The Wild Swans (Timeless Fairy Tales #2)
Page 55Elise saw what he meant to do and lunged for him. The soldiers grabbed her and held her back, but they couldn’t bear to look at their monarch.
When King Torgen reached the crackling fire he turned around and draped three of the shirts over his arm. He held the last shirt—the unfinished one—up as if to inspect it.
Elise shook her head and reached out, pleading for mercy.
King Torgen smiled—a sick, twisted smile—and dropped the shirt in the fire. “Black magic is not tolerated in Verglas.”
Elise opened and closed her mouth, unable to beg as her weeks of hard work burned up and turned into ash. The green nettles and endless loops turned ash gray as they caught fire and shrank, curling in the heat of the fire. Soon not a stitch of the first shirt remained. Elise hooked her eyes on the second shirt King Torgen held and struggled against the soldiers.
King Torgen dropped the second shirt in the fire. He stared at Elise, smiling in delight as he observed her despair.
The fire hissed and crackled as it consumed the second shirt, ripping apart what took Elise weeks of pain, dedication, and love to accomplish.
Elise was crying by the time King Torgen took the third shirt from where it was draped over his arm. Tears poured down her face. Please, she mouthed.
Her foster-brothers were doomed to remain swans. All of Elise’s work was for naught.
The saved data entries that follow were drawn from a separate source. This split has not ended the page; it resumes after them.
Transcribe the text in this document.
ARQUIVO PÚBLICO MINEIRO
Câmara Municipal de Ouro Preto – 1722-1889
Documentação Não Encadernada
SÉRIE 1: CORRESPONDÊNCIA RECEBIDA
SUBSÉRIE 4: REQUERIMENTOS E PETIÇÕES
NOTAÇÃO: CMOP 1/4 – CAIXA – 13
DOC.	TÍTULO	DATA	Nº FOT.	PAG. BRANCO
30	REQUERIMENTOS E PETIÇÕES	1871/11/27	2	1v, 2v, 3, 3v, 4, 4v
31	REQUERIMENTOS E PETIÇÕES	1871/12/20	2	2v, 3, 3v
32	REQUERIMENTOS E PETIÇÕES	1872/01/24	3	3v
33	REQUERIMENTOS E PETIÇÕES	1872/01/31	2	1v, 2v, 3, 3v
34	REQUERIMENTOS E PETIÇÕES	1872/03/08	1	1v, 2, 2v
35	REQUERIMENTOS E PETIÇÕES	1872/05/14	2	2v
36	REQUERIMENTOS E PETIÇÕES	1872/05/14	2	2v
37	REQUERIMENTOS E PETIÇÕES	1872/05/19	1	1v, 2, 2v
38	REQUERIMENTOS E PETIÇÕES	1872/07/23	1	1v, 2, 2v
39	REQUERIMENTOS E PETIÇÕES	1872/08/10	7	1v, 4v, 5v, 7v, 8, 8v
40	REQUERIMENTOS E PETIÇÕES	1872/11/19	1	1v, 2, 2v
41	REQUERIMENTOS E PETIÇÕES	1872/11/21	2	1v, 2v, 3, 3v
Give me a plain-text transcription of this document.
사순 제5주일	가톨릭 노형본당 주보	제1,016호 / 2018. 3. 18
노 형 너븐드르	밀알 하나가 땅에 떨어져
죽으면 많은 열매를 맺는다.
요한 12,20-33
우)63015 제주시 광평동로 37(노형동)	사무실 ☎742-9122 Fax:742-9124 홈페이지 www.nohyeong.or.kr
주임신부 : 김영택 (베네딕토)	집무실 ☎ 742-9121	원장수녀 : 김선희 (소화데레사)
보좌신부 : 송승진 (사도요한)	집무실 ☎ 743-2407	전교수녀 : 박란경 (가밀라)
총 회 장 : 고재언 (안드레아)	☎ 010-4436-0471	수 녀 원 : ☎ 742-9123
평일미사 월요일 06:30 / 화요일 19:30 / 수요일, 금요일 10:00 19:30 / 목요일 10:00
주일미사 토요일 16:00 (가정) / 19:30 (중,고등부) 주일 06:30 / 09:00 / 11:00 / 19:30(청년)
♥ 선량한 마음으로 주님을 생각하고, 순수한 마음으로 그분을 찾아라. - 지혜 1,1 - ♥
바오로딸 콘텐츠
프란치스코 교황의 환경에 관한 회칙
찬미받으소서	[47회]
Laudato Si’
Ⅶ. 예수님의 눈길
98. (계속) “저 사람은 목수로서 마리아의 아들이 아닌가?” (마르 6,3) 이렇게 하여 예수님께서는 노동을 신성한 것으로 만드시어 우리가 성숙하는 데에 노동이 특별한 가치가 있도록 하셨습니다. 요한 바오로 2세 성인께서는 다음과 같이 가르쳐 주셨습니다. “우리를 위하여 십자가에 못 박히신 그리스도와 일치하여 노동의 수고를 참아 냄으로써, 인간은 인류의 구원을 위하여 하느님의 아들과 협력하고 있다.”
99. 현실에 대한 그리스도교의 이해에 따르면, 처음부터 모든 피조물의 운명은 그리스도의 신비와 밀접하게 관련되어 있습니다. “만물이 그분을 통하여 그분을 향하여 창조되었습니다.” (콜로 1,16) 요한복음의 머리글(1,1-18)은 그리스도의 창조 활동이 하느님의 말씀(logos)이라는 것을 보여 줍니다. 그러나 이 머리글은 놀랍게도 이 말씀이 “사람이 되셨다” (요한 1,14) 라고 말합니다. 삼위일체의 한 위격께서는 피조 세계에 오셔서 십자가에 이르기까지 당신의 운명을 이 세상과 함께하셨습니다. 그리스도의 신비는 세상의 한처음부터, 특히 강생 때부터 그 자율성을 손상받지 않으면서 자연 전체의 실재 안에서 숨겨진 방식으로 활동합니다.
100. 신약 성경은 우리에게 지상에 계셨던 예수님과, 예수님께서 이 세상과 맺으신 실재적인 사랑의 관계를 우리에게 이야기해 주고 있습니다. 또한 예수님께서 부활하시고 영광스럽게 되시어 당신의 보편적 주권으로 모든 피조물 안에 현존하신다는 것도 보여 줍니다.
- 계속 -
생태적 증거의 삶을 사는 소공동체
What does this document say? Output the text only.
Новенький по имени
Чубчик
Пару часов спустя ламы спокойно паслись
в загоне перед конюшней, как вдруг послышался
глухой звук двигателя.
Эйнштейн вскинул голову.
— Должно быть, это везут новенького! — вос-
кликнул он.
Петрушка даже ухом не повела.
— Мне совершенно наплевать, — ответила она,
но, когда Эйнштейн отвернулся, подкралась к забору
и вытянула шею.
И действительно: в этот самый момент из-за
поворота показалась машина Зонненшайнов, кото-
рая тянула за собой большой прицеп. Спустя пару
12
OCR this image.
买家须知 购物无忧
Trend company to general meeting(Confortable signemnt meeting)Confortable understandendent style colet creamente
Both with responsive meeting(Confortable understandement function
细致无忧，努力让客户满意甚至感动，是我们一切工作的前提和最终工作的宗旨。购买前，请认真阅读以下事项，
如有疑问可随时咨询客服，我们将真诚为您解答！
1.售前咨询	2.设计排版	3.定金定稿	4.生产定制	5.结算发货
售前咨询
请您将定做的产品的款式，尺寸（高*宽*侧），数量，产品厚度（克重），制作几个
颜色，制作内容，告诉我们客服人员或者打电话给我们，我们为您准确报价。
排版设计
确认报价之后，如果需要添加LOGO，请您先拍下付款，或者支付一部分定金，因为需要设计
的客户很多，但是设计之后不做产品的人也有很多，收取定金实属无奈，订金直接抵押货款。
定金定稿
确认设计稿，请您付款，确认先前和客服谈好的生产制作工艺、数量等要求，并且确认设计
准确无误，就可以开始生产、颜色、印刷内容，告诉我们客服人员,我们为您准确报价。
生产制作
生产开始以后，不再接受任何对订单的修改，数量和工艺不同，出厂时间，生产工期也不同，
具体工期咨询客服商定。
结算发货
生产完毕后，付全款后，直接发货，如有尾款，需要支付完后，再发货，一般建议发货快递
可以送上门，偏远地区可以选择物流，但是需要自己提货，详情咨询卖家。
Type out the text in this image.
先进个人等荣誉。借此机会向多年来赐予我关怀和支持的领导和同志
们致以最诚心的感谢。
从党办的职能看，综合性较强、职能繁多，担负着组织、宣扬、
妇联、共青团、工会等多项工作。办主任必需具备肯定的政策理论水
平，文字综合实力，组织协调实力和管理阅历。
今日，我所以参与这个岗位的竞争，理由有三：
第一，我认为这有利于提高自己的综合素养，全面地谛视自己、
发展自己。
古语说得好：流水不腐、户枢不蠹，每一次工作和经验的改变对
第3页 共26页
Her ears rang, and Elise knew she was losing control of herself as the last loops of the third shirt were devoured by orange flames.
King Torgen laughed, and Elise clenched her bruised, oozing, and welt covered hands into fists. All of her pain, every moment she had spent knitting was wasted.
Elise caught the thought and shook her head. The capes were gone, yes. But Elise would never call an attempt, even a failed attempt, to free her foster brothers, to free Rune, Steffen, Falk, Erick, Nick, Mikk, and Gerhart a waste.
Elise squeezed her eye shut, cutting off her tears. When she snapped her eyes open she arranged her legs beneath her and forced herself to stand. She faced King Torgen with every ounce of training she had, standing with perfect posture and her chin raised. She looked down at King Torgen as if he were her lesser, because he was her lesser.
The soldiers were crowded around Elise, but the let go of her and were unable to keep themselves from bowing and murmuring apologies for manhandling her so.
King Torgen met her gaze. “Look at the chit pretending to be—,” he cut himself when Elise smirked at him. It was the barest curling of her lips, but it was enough to make King Torgen shut his mouth with an audible click.
Elise lunged for the fireplace. She tried to snatch the burning shirt from the flames, but the fire was too hot and blistering.
“Allow me,” one of the soldiers said, putting a hand in front of Elise and scooping her aside before he used the end of his spear to fish the shirt out of the fire.
The soldier set it on the ground and stamped on the edges to put out the flames, squashing it.
Almost half of the shirt was destroyed, but once it cooled off Elise gathered it up as if it was knitted gold.
She left the palace, barefoot and her face smeared with tears, with the presence of a queen. The soldiers escorted her and her half shirt to the cottage.
“My Lady,” they said, bowing deeply to her—the highest compliment they could pay and the only consolation they could offer—before they left.
Elise sat on her smooth rock and arranged her skirts around her. The shirt sat on her lap like a beloved pet. Elise placed a hand on it and looked up when one of the swans left the lake water to approach her.
The swan understood, or at least understood that she was upset, and craned his neck to place his head on her shoulder.
Elise sucked in air, strangling the sob that wanted to pour out of her throat. She buried her face in the swan’s soft, slick feathers and threw her arms around its body.
They were still like that an hour later when Brida found them.
“Fürstin? What happened—oh,” Brida said, catching sight of the mangled shirt. “Oh, Fürstin,” Brida said, her voice echoing Elise’s silent heartbreak.
The captain placed a hand on Elise’s shoulder, but when Elise didn’t remove herself from her bird consoler, the captain disappeared.
By sunset, Elise had some control over herself. She hadn’t cried in several hours, but her resolve crumbled as she watched her foster brothers splash their way out of the lake.